Fighting Child Sex Abuse
Guangzhou Daily August 18
According to records of the Supreme People’s Court of China, between 2013 and 2016, courts at various levels across the country received more than 10,000 child sexual assault cases.
However, most sexual abuse cases happen in private domains, such as at home, which makes it difficult for the police to collect evidence.
To deter child sexual abuse, China’s criminal law and minors protection law have prescribed heavy punishments for offenders. However, to protect children from sexual abuse, the most important thing is to prevent it from happening in the first place. For example, China may learn from the U.S. example of posting offenders’ personal information online and restraining them from approaching playgrounds and other places frequented by children.

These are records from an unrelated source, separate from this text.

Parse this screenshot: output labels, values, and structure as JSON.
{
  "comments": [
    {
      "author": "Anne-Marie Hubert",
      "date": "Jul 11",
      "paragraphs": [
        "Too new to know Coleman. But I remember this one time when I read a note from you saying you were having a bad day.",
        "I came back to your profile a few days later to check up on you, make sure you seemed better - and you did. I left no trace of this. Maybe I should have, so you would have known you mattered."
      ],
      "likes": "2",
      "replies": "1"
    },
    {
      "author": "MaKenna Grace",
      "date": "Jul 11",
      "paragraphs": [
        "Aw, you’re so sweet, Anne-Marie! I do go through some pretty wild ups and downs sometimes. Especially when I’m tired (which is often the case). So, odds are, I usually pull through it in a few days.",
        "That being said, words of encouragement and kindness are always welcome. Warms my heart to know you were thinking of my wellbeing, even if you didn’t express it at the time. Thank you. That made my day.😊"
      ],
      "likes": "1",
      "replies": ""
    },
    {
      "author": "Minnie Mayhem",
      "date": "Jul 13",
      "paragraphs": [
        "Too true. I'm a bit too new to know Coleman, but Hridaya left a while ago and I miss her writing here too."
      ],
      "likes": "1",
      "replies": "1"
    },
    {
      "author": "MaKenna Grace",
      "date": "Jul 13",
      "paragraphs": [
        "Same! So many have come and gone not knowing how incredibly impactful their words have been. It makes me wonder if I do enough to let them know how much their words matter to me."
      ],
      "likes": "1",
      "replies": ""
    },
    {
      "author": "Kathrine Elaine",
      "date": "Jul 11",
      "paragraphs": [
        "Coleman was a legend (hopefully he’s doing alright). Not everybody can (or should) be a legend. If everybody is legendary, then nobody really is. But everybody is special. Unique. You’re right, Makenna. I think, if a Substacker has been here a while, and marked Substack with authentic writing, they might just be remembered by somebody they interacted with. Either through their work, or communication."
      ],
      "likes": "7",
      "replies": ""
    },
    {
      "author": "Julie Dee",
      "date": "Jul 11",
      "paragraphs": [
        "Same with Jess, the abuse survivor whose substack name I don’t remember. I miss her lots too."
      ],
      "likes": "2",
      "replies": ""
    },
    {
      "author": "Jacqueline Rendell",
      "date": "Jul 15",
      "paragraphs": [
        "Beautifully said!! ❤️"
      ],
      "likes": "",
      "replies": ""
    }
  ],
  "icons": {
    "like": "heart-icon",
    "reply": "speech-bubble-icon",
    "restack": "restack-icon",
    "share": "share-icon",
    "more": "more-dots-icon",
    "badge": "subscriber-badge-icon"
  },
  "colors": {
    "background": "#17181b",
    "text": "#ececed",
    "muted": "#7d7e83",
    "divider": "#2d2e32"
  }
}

A reporting system should also be shored up. Kindergarten teachers and hospital doctors, if they come across cases of sexual abuse, must report it immediately to the relevant authorities or they should be held accountable as well. If the calamity does happen, it’s crucial to prevent further damage to the child, whose privacy must be protected and whose identity must not be revealed to the public. As more than 70 percent of sexual abuse cases involve children’s acquaintances, like teachers and neighbors, parents must stay alert to chances of sexual assault on their children.
When such attacks happen in public places, everyone has the responsibility to save the victims by directly preventing the molesting or calling the police. Adults are supposed to protect every child from sexual assault, be the child their own or others’.